3e8.org

In EBCDIC we trust.

August 1, 2010

Default namespaces in SXML

The stock SXML->XML serializer from sxml-tools has a couple aesthetic issues related to namespace output.

  1. It doesn't support default namespaces at all, which makes the already-verbose XML positively prolix, and could cause some non-conformant XML processors to fail.
  2. It does not allow redeclarations of XML prefixes, so you may sometimes get an autogenerated prefix name even when you provided a mapping. (This was a "design goal," though.)
  3. It does not support declaring all prefixes in the root element, which in certain cases can elevate the natural redundancy of XML to dizzying heights.

I added support for 1. and 2. in version 0.2 of the sxml-serializer egg, released yesterday. No.3 unfortunately will take some time to think about, as the code is geared to declare prefixes as locally as possible.

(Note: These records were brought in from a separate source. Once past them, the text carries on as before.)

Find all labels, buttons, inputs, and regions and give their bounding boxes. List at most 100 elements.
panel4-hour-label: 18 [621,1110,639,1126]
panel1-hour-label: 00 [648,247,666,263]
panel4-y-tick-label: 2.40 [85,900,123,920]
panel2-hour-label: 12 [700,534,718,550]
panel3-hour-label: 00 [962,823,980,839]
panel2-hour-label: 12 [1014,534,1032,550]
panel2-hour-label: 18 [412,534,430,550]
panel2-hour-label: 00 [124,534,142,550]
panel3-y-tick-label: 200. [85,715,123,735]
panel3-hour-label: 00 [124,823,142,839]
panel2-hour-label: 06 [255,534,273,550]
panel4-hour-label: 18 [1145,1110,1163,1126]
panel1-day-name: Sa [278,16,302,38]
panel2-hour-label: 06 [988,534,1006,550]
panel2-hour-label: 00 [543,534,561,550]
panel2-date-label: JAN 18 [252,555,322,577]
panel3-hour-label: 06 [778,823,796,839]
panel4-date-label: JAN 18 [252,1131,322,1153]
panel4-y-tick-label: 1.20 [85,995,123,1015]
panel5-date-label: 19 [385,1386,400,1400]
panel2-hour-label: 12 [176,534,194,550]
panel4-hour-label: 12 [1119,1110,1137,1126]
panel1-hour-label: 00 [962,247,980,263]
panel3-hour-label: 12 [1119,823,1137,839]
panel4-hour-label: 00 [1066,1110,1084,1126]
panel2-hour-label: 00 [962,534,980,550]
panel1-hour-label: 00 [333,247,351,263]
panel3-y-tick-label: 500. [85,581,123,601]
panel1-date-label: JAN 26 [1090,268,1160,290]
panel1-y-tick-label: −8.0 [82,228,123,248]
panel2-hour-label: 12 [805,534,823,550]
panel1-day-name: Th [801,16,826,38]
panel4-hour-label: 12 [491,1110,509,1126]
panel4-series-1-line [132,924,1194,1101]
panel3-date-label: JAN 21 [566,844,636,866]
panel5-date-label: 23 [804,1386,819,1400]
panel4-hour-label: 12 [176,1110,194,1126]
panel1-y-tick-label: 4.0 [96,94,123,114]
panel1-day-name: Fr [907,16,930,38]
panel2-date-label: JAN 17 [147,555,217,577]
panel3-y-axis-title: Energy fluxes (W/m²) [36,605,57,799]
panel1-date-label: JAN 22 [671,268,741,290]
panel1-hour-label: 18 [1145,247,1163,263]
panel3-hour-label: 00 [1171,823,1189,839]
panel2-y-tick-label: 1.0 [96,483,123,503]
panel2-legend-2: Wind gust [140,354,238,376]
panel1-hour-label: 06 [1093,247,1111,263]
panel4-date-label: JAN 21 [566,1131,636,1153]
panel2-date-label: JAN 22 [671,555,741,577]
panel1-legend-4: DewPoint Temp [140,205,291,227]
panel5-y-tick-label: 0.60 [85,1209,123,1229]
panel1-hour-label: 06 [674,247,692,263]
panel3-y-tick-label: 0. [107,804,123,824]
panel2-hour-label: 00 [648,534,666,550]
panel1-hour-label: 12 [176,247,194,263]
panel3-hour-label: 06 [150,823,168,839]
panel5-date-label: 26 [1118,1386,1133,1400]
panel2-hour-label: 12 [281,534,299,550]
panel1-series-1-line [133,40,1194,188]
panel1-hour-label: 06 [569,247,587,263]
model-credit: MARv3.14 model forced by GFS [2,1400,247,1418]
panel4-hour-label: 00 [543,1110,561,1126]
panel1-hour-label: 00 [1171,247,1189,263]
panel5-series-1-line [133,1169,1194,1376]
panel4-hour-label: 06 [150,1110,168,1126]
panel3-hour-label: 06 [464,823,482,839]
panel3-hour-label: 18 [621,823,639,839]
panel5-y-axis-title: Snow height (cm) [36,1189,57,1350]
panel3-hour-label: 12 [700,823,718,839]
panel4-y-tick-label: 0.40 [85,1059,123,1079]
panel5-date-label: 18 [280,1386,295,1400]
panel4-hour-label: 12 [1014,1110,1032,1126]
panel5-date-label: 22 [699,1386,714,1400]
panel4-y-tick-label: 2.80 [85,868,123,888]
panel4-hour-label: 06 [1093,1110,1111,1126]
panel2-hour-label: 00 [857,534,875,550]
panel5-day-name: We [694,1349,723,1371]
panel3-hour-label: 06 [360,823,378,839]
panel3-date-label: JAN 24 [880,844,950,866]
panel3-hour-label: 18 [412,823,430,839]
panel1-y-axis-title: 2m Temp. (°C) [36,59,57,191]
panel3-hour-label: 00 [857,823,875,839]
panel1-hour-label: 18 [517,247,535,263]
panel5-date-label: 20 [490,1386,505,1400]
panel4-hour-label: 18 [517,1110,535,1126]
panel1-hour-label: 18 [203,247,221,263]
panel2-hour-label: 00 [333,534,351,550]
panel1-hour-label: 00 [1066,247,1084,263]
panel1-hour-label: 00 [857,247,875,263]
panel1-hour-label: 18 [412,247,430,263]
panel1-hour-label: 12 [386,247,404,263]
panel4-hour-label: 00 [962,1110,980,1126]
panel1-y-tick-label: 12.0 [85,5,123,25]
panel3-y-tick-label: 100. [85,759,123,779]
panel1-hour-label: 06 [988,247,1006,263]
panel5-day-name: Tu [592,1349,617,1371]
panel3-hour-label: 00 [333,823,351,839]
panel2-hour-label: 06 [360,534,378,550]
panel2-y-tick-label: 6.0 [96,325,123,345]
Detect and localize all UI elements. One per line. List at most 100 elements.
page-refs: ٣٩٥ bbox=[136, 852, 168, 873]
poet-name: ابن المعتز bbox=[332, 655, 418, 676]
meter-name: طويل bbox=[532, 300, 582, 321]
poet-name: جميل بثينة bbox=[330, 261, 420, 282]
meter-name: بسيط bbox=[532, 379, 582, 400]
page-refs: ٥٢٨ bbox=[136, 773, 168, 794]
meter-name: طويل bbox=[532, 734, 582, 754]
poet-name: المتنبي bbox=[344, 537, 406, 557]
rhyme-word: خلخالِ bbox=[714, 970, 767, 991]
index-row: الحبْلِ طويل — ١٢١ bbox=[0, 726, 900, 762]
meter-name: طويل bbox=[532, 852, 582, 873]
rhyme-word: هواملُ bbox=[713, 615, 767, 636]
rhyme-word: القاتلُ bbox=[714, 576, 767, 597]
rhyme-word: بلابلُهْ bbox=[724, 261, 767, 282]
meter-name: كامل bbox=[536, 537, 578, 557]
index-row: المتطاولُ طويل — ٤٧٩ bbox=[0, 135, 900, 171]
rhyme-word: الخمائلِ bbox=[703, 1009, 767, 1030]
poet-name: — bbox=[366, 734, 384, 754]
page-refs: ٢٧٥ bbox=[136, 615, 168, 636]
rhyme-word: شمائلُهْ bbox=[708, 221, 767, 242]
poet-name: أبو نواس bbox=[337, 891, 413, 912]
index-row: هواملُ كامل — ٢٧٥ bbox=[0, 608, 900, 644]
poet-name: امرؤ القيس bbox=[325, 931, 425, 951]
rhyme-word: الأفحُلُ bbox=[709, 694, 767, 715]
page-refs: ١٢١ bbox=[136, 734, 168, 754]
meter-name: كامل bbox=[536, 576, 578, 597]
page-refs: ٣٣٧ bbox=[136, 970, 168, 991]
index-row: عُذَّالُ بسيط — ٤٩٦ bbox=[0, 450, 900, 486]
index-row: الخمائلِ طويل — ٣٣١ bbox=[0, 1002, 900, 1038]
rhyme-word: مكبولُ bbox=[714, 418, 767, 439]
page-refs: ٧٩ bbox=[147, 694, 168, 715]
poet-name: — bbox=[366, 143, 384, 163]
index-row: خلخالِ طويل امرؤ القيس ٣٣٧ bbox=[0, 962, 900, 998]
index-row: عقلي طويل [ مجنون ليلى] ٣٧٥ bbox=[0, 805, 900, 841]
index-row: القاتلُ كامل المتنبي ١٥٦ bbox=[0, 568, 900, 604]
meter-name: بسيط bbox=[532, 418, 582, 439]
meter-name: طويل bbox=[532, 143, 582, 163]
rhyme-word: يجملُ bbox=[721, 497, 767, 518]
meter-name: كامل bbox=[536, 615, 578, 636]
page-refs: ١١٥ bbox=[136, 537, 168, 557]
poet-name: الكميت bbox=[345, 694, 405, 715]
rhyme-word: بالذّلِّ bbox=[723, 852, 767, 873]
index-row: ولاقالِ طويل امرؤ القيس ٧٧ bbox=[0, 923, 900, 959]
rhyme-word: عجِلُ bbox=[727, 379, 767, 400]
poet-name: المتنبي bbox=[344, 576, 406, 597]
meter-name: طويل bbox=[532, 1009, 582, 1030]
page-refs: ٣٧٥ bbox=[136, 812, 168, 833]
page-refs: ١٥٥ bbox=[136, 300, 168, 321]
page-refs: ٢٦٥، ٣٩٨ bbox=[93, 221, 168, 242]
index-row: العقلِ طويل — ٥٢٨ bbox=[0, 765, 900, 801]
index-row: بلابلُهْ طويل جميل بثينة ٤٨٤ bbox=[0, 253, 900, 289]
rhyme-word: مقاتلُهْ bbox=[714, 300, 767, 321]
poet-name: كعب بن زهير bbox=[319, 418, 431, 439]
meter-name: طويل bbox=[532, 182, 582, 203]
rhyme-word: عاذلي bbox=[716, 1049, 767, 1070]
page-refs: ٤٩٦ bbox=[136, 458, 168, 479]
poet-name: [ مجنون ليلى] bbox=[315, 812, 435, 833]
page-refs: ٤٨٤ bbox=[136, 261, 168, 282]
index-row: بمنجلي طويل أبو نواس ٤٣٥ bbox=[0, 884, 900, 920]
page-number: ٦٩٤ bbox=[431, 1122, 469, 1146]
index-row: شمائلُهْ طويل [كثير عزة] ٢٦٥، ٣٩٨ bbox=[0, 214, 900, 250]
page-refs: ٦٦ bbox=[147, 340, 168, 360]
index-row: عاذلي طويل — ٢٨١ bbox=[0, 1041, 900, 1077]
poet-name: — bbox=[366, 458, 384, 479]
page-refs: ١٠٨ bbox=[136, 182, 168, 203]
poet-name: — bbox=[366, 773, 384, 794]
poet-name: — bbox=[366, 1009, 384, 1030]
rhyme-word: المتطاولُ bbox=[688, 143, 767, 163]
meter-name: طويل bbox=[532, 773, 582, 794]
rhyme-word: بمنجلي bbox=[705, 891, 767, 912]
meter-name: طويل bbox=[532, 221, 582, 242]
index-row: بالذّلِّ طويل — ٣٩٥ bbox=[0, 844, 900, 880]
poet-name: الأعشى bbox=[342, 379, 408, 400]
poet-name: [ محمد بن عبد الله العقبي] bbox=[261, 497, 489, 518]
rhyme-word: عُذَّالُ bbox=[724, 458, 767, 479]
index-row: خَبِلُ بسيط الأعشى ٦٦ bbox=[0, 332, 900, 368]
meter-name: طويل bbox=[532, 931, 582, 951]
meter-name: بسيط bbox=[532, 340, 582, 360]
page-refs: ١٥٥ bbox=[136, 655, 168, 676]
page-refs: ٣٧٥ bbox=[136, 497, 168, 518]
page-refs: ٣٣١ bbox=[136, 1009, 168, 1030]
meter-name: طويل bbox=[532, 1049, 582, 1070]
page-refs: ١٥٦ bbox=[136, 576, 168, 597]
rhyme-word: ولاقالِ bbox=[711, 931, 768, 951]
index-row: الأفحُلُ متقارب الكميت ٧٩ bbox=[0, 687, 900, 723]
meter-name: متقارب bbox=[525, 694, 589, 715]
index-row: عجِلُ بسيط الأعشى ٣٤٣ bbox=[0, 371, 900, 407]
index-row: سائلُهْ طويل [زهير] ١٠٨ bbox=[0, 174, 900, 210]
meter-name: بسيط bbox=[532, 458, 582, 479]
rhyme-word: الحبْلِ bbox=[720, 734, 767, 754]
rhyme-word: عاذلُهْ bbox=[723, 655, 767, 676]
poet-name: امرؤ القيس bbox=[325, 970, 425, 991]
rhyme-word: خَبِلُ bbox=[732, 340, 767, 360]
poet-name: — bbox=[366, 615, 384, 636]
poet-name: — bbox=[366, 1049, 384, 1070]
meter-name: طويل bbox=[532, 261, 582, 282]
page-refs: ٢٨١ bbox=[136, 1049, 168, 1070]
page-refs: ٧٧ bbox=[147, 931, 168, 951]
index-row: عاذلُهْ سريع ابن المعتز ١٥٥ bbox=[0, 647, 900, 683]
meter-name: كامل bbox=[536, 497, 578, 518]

So I was going to write a blog post with a lot of examples and in-depth explanation, but instead, I just documented the egg! See The default namespace and Redeclaring XML prefixes for more details.

Here's a preview, though. The change introduces a new *default* pseudo-namespace which we can use to map any number of URIs to the default namespace. This works with nested elements and also handles the empty namespace correctly. Below is a pretend Atom document that is rendered without any prefixes:

> (serialize-sxml
    '(*TOP* (@ (*NAMESPACES*
                (atom "http://www.w3.org/2005/Atom")
                (xhtml "http://www.w3.org/1999/xhtml")))
       (atom:feed (atom:entry
                   (atom:content (@ (type "xhtml"))
                    (xhtml:div (xhtml:p "I'm invincible!"))))))
    ns-prefixes: '((*default* . "http://www.w3.org/2005/Atom")
                   (*default* . "http://www.w3.org/1999/xhtml")))

<feed xmlns="http://www.w3.org/2005/Atom">
  <entry>
    <content type="xhtml">
      <div xmlns="http://www.w3.org/1999/xhtml">
        <p>I'm invincible!</p>
      </div>
    </content>
  </entry>
</feed>

Instead, if we omit the *default* mappings from ns-prefixes -- or just use the stock serializer -- every element is prefixed:

<atom:feed xmlns:atom="http://www.w3.org/2005/Atom">
  <atom:entry>
    <atom:content type="xhtml">
      <xhtml:div xmlns:xhtml="http://www.w3.org/1999/xhtml">
        <xhtml:p>I'm invincible!</xhtml:p>
      </xhtml:div>
    </atom:content>
  </atom:entry>
</atom:feed>

I like to call this "terse mode," because irony is the spice of life.